Attribution & Analytics
Measured
Measured is a marketing measurement platform that combines incrementality experiments, media mix modeling, and multi-touch reporting to show which channels actually drive growth. It runs geo and audience holdout tests, blends them with MMM and platform data, and reports calibrated contribution and saturation curves so teams can reallocate budget with confidence. It is built for direct-to-consumer and retail brands spending across many paid channels that want results validated by experiments rather than last-click or platform-reported conversions.
What it does
Measured answers a single question for paid-media teams: how much incremental revenue did each channel actually cause? It runs continuous geo holdout and audience-based experiments that switch spend off in matched markets, then measures the lift against control to estimate true incrementality. Those experiment results calibrate a media mix model covering the full channel portfolio, including channels too small to test directly, and produce saturation curves showing where the next dollar is wasted. A unified dashboard reconciles experiment, MMM, and platform-reported numbers so analysts can see where last-click overcounts.

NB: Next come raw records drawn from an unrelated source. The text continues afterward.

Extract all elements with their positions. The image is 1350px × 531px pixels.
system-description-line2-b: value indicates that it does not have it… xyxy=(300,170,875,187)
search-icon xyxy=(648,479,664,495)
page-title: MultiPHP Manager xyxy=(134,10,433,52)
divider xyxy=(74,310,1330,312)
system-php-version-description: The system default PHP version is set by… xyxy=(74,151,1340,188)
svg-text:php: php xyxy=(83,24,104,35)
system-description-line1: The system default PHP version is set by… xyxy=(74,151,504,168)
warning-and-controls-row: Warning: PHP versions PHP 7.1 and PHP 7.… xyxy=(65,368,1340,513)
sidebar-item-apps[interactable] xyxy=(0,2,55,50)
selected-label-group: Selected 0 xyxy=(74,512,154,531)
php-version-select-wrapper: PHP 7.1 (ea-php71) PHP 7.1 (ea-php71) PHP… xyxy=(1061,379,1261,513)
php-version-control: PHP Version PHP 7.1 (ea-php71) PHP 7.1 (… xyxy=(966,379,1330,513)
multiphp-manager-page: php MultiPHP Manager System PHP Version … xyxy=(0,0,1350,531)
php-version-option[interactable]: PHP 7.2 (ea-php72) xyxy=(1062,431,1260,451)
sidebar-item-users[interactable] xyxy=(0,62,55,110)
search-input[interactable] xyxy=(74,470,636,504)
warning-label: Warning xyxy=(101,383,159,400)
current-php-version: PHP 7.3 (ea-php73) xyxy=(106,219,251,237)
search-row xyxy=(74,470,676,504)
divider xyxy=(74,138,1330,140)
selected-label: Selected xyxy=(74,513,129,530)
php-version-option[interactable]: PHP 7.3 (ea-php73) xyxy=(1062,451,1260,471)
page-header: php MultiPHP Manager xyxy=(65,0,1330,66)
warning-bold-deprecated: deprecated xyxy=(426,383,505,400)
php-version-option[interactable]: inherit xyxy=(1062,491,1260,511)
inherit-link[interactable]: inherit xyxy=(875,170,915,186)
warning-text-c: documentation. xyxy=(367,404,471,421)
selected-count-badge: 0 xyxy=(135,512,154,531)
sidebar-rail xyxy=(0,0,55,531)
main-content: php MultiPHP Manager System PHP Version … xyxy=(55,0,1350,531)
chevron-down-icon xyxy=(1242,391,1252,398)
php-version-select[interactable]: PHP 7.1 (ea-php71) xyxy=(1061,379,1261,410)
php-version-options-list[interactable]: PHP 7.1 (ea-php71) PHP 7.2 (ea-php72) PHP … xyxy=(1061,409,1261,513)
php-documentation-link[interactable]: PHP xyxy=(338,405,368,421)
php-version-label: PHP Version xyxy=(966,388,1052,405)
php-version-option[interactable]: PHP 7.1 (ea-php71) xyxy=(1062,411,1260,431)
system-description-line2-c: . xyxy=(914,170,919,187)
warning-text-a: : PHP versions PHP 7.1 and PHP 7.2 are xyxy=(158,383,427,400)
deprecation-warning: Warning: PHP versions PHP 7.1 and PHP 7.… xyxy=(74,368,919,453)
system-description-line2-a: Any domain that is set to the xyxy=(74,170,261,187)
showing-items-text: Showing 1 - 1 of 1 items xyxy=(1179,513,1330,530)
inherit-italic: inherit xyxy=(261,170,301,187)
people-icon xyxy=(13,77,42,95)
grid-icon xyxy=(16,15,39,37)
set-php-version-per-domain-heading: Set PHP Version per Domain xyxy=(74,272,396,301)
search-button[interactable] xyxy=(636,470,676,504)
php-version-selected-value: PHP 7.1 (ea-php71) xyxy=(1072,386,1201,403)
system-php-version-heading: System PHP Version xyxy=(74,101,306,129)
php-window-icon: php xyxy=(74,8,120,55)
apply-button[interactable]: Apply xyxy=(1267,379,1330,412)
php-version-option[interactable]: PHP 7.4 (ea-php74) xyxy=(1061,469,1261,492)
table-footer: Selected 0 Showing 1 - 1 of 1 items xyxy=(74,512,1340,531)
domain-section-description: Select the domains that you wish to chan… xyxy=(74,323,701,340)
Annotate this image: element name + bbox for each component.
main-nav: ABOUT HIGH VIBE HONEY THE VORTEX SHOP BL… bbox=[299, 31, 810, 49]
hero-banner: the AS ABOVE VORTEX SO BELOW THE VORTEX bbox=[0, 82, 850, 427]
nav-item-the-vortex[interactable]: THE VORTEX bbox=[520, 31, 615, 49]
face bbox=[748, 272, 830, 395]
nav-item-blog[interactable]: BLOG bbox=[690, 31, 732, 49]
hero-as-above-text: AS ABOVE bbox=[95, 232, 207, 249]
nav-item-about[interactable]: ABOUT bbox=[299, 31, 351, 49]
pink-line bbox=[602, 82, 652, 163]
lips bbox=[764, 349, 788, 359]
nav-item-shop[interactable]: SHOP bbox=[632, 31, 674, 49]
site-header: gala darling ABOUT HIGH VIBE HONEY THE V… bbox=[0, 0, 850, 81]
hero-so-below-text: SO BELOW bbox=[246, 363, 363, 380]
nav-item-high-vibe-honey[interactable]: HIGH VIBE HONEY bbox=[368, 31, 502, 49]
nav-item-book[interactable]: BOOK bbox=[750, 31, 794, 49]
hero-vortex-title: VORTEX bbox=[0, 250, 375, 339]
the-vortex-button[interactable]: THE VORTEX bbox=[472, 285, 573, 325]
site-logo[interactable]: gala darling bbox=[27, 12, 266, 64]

Outputs feed budget planning scenarios, letting teams shift spend toward channels with proven marginal return rather than inflated platform attribution.
Where it fits
Measured sits at the analytics stage, layering incrementality and mix modeling on top of pixels and platform reporting to validate where spend truly pays off.
Core features
- Continuous geo and audience holdout incrementality tests
- Experiment-calibrated media mix modeling across all channels
- Saturation curves showing diminishing returns by channel
- Reconciliation of experiment, MMM, and platform-reported results
- Budget planning scenarios built from calibrated contribution
Best for
- DTC and retail brands spending across many paid channels
- Teams replacing last-click with experiment-backed measurement
- Marketers planning budget reallocation by marginal return
Beginner notes
- Expect incrementality numbers below platform-reported conversions, because holdout tests strip out the credit each channel claims for itself.
- Give geo experiments enough time and spend contrast to read a clean lift, since underpowered tests produce noisy results.
- Use saturation curves to find over-funded channels before chasing new ones, as cutting waste often beats adding budget.